According to APR the AWW ends up with the same amount of HP chipped as an AWP motor, so by that I would say that yes it's the same.


----------



## mycarsux (Dec 1, 2005)

The big difference in engines from the AWW-AWP was boost level. Same turbo, different boost.


----------



## Aleman (Jan 7, 2008)

*Re: (mycarsux)*

Perfect!
And the compression ratio from 9.3:1 to 9.5:1 doesnt matter that much i guess huh?
update
ive read that its almost the same thing, also, Giac states that
AWW = 45~55HP and 50ft gain (195~205HP chipped)
AWP = 25~35HP and 50~60ft gain (205~215HP chipped)
so i dont think that the difference is worth the extra 500~1000dlls the 02 costs over the 01










_Modified by Aleman at 12:45 AM 1-7-2008_


----------



## gripracer (Mar 25, 2007)

the '01 and '02+ all have the K03sport turbo, and thats all that matters
buy the '01


----------



## bobqzzi (Sep 24, 2003)

*Re: (Aleman)*

The engines are identical internally- the compression is the same.
The only differences are minor external plumbing and the ecu programming


----------



## Boostin20v (Mar 22, 2000)

*Re: (Aleman)*


_Quote, originally posted by *Aleman* »_
And the compression ratio from 9.3:1 to 9.5:1 doesnt matter that much i guess huh?

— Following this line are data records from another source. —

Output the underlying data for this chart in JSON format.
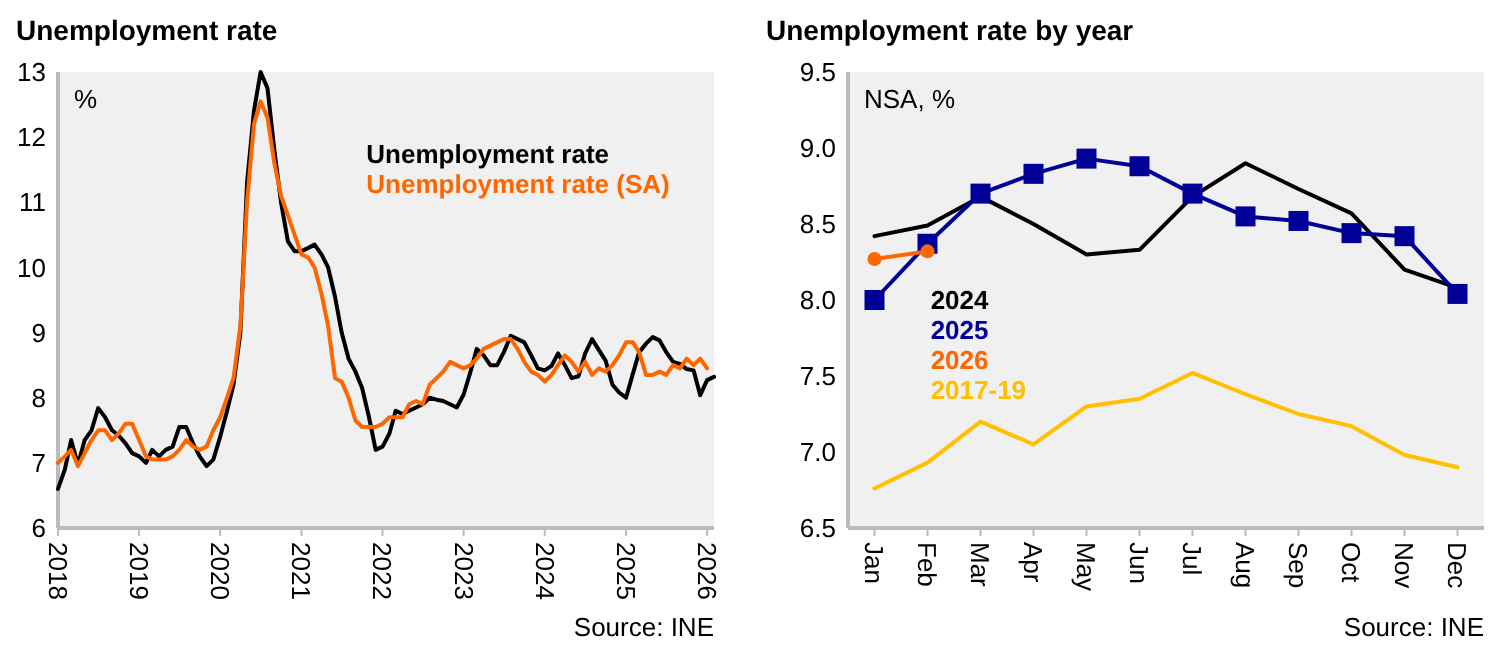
{
  "chart_data": [
    {
      "type": "line",
      "title": "Unemployment rate",
      "annotations": [
        "%",
        "Source: INE"
      ],
      "legend": "top right",
      "xlim": [
        "2018-01",
        "2026-02"
      ],
      "xticks": [
        "2018",
        "2019",
        "2020",
        "2021",
        "2022",
        "2023",
        "2024",
        "2025",
        "2026"
      ],
      "ylim": [
        6,
        13
      ],
      "yticks": [
        6,
        7,
        8,
        9,
        10,
        11,
        12,
        13
      ],
      "x": [
        "2018-01",
        "2018-02",
        "2018-03",
        "2018-04",
        "2018-05",
        "2018-06",
        "2018-07",
        "2018-08",
        "2018-09",
        "2018-10",
        "2018-11",
        "2018-12",
        "2019-01",
        "2019-02",
        "2019-03",
        "2019-04",
        "2019-05",
        "2019-06",
        "2019-07",
        "2019-08",
        "2019-09",
        "2019-10",
        "2019-11",
        "2019-12",
        "2020-01",
        "2020-02",
        "2020-03",
        "2020-04",
        "2020-05",
        "2020-06",
        "2020-07",
        "2020-08",
        "2020-09",
        "2020-10",
        "2020-11",
        "2020-12",
        "2021-01",
        "2021-02",
        "2021-03",
        "2021-04",
        "2021-05",
        "2021-06",
        "2021-07",
        "2021-08",
        "2021-09",
        "2021-10",
        "2021-11",
        "2021-12",
        "2022-01",
        "2022-02",
        "2022-03",
        "2022-04",
        "2022-05",
        "2022-06",
        "2022-07",
        "2022-08",
        "2022-09",
        "2022-10",
        "2022-11",
        "2022-12",
        "2023-01",
        "2023-02",
        "2023-03",
        "2023-04",
        "2023-05",
        "2023-06",
        "2023-07",
        "2023-08",
        "2023-09",
        "2023-10",
        "2023-11",
        "2023-12",
        "2024-01",
        "2024-02",
        "2024-03",
        "2024-04",
        "2024-05",
        "2024-06",
        "2024-07",
        "2024-08",
        "2024-09",
        "2024-10",
        "2024-11",
        "2024-12",
        "2025-01",
        "2025-02",
        "2025-03",
        "2025-04",
        "2025-05",
        "2025-06",
        "2025-07",
        "2025-08",
        "2025-09",
        "2025-10",
        "2025-11",
        "2025-12",
        "2026-01",
        "2026-02"
      ],
      "series": [
        {
          "name": "Unemployment rate",
          "color": "#000000",
          "values": [
            6.6,
            6.9,
            7.35,
            6.97,
            7.35,
            7.5,
            7.84,
            7.7,
            7.5,
            7.42,
            7.3,
            7.15,
            7.1,
            7.0,
            7.2,
            7.1,
            7.2,
            7.25,
            7.55,
            7.55,
            7.3,
            7.1,
            6.95,
            7.05,
            7.4,
            7.8,
            8.2,
            9.0,
            11.3,
            12.4,
            13.0,
            12.75,
            11.8,
            11.0,
            10.4,
            10.25,
            10.25,
            10.3,
            10.35,
            10.2,
            10.0,
            9.55,
            9.0,
            8.6,
            8.4,
            8.15,
            7.7,
            7.2,
            7.25,
            7.45,
            7.8,
            7.75,
            7.8,
            7.85,
            7.9,
            8.0,
            7.97,
            7.95,
            7.9,
            7.85,
            8.05,
            8.4,
            8.75,
            8.65,
            8.5,
            8.5,
            8.7,
            8.95,
            8.9,
            8.85,
            8.65,
            8.45,
            8.42,
            8.49,
            8.68,
            8.5,
            8.3,
            8.33,
            8.68,
            8.9,
            8.73,
            8.57,
            8.2,
            8.08,
            8.0,
            8.37,
            8.7,
            8.83,
            8.93,
            8.88,
            8.7,
            8.55,
            8.52,
            8.44,
            8.42,
            8.04,
            8.27,
            8.32
          ]
        },
        {
          "name": "Unemployment rate (SA)",
          "color": "#ff6600",
          "values": [
            7.0,
            7.1,
            7.2,
            6.95,
            7.15,
            7.35,
            7.5,
            7.5,
            7.35,
            7.45,
            7.6,
            7.6,
            7.35,
            7.1,
            7.05,
            7.05,
            7.05,
            7.1,
            7.2,
            7.35,
            7.25,
            7.2,
            7.25,
            7.5,
            7.7,
            8.0,
            8.3,
            9.1,
            11.0,
            12.2,
            12.55,
            12.3,
            11.6,
            11.1,
            10.8,
            10.5,
            10.2,
            10.15,
            10.0,
            9.6,
            9.1,
            8.3,
            8.25,
            8.0,
            7.65,
            7.55,
            7.55,
            7.55,
            7.6,
            7.7,
            7.7,
            7.7,
            7.9,
            7.95,
            7.9,
            8.2,
            8.3,
            8.4,
            8.55,
            8.5,
            8.45,
            8.5,
            8.6,
            8.75,
            8.8,
            8.85,
            8.9,
            8.9,
            8.75,
            8.55,
            8.4,
            8.35,
            8.25,
            8.35,
            8.5,
            8.65,
            8.55,
            8.4,
            8.55,
            8.35,
            8.45,
            8.4,
            8.5,
            8.65,
            8.85,
            8.85,
            8.7,
            8.35,
            8.35,
            8.4,
            8.35,
            8.5,
            8.45,
            8.6,
            8.5,
            8.6,
            8.45,
            null
          ]
        }
      ]
    },
    {
      "type": "line",
      "title": "Unemployment rate by year",
      "annotations": [
        "NSA, %",
        "Source: INE"
      ],
      "legend": "left",
      "categories": [
        "Jan",
        "Feb",
        "Mar",
        "Apr",
        "May",
        "Jun",
        "Jul",
        "Aug",
        "Sep",
        "Oct",
        "Nov",
        "Dec"
      ],
      "ylim": [
        6.5,
        9.5
      ],
      "yticks": [
        6.5,
        {
          "value": 7,
          "label": "7.0"
        },
        7.5,
        {
          "value": 8,
          "label": "8.0"
        },
        8.5,
        {
          "value": 9,
          "label": "9.0"
        },
        9.5
      ],
      "series": [
        {
          "name": "2024",
          "color": "#000000",
          "marker": "none",
          "values": [
            8.42,
            8.49,
            8.68,
            8.5,
            8.3,
            8.33,
            8.68,
            8.9,
            8.73,
            8.57,
            8.2,
            8.08
          ]
        },
        {
          "name": "2025",
          "color": "#000099",
          "marker": "square",
          "values": [
            8.0,
            8.37,
            8.7,
            8.83,
            8.93,
            8.88,
            8.7,
            8.55,
            8.52,
            8.44,
            8.42,
            8.04
          ]
        },
        {
          "name": "2026",
          "color": "#ff6600",
          "marker": "circle",
          "values": [
            8.27,
            8.32,
            null,
            null,
            null,
            null,
            null,
            null,
            null,
            null,
            null,
            null
          ]
        },
        {
          "name": "2017-19",
          "color": "#ffc000",
          "marker": "none",
          "values": [
            6.76,
            6.93,
            7.2,
            7.05,
            7.3,
            7.35,
            7.52,
            7.38,
            7.25,
            7.17,
            6.98,
            6.9
          ]
        }
      ]
    }
  ]
}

Those are published/official numbers for the compression in the FAQ, though as bob (bobqzzi) mentioned the actual numbers appear to be ~9.3:1 on all motors.


----------



## Vr6Heathen (Mar 3, 2004)

*Re: (Boostin20v)*

i would just save the cash and get the 01' once you chip them, they will be very very similar.


----------



## patfur (Dec 3, 2003)

*What about a 2000?*

What about a 2000 1.8t? Anyone know if the k03 will get you close to a k03s when chipped?


----------



## ~Enigma~ (Jul 8, 2009)

same me7.5 brain, but the awp engine has supporting parts to let it run a lil faster... like a different maf (as i just learned), I think the injectors are a lil different (i dont know, i was looking at parts and there are in jectors that say AWP ONLY), the map sensor is different, and some of the electrical issues with the 2001 had been fixed in 2002... so its goes a lil deeper than just that... idk, but id spend the extra 500 or 1000 for updated parts... but then agian.... its still used...


----------